The international collaboration, led by the University of Leeds and funded by the EU’s Horizon 2020 programme, will focus on improved design and testing to reduce the chance that the implants develop faults and fail, or cause orthopaedic complications.
More than 100,000 artificial joints are fitted every year in the UK. The devices have improved the quality of life for hundreds of thousands of people. But over the last two decades, problems have emerged with implants that have been painful, worked loose or deposited microscopic debris into the tissue surrounding the joint, causing severe inflammation. Presently up to a third of some types of artificial joint fail within ten years. Engineers believe problems have arisen with some implants because of weaknesses in the way they were tested prior to being approved for use. The testing failed to evaluate real-world wear and tear.

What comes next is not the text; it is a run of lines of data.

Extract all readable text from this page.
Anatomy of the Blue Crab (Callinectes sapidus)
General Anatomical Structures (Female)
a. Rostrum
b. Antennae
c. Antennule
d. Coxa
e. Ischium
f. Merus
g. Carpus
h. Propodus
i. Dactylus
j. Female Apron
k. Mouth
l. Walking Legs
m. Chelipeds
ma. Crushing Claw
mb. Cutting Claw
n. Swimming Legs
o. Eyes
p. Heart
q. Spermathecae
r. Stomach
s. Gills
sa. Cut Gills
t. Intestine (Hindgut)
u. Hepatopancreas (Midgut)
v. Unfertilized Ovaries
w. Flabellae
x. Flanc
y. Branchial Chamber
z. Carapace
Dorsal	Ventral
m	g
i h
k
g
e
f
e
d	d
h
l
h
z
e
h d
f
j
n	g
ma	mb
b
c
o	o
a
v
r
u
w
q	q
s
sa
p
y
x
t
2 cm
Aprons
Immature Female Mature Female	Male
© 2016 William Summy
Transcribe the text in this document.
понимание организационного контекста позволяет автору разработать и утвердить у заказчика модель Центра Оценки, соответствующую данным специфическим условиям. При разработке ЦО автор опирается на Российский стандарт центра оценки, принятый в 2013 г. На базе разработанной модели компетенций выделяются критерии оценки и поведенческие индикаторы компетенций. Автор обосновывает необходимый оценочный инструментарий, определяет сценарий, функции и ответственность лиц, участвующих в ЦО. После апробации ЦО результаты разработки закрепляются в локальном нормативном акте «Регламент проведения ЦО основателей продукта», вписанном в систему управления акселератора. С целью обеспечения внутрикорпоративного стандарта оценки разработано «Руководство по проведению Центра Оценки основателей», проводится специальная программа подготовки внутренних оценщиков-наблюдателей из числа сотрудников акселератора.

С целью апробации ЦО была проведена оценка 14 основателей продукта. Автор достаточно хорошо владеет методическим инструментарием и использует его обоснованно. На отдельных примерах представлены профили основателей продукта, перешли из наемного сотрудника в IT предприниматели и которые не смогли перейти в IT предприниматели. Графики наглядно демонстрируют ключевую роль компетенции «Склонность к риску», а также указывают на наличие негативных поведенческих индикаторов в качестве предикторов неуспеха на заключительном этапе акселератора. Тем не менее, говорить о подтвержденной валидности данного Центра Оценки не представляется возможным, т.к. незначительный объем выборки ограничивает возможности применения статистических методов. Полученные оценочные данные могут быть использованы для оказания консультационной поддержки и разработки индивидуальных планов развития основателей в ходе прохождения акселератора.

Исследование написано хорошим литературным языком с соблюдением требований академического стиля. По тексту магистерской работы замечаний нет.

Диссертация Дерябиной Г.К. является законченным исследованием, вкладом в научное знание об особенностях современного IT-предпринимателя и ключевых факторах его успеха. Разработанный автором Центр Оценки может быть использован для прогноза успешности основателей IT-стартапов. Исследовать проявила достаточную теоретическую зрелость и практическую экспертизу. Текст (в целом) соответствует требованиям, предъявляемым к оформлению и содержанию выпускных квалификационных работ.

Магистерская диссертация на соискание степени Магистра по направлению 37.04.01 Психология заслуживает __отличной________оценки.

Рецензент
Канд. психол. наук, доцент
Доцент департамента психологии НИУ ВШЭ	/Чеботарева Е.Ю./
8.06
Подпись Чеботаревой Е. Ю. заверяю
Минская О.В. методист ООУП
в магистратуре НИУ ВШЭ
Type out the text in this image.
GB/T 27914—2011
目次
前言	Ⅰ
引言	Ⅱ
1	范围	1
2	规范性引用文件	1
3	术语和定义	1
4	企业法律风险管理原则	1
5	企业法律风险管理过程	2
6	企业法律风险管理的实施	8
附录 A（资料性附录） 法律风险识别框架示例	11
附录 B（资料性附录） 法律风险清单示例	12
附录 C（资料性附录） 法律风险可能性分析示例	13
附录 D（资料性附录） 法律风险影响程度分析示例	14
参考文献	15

Professor Richard Hall, from the School of Mechanical Engineering at Leeds, is the project’s principal investigator. He said: “Total hip and knee replacement is now an established technique that has been hugely successful. Implant technology can improve lives. But over the last 20 years, there have been high-profile problems with some implants failing or causing complications which require patients to have repeat surgery. In addition, surgeons are fitting new hips and knees to patients who are younger, heavier and more active. That means the devices are under even greater stress. They also want to fit artifical joints in ankles and fingers and they have higher failure rates. To overcome these challenges, manufacturers need more accurate testing and better design. We are working with industrial, clinical and academic partners to make that happen, to produce artificial joints that are fit for purpose.”
The researchers hope to use advanced computer simulation and laboratory tests that capture a more accurate picture of implants performance in a range of human activities including running, walking and jumping. In a break with previous testing methods, the researchers want to develop “in situ” analysis, so the performance of the device is monitored while it is being subject to mechanical testing. That will result in earlier identification – and rectification – of problems.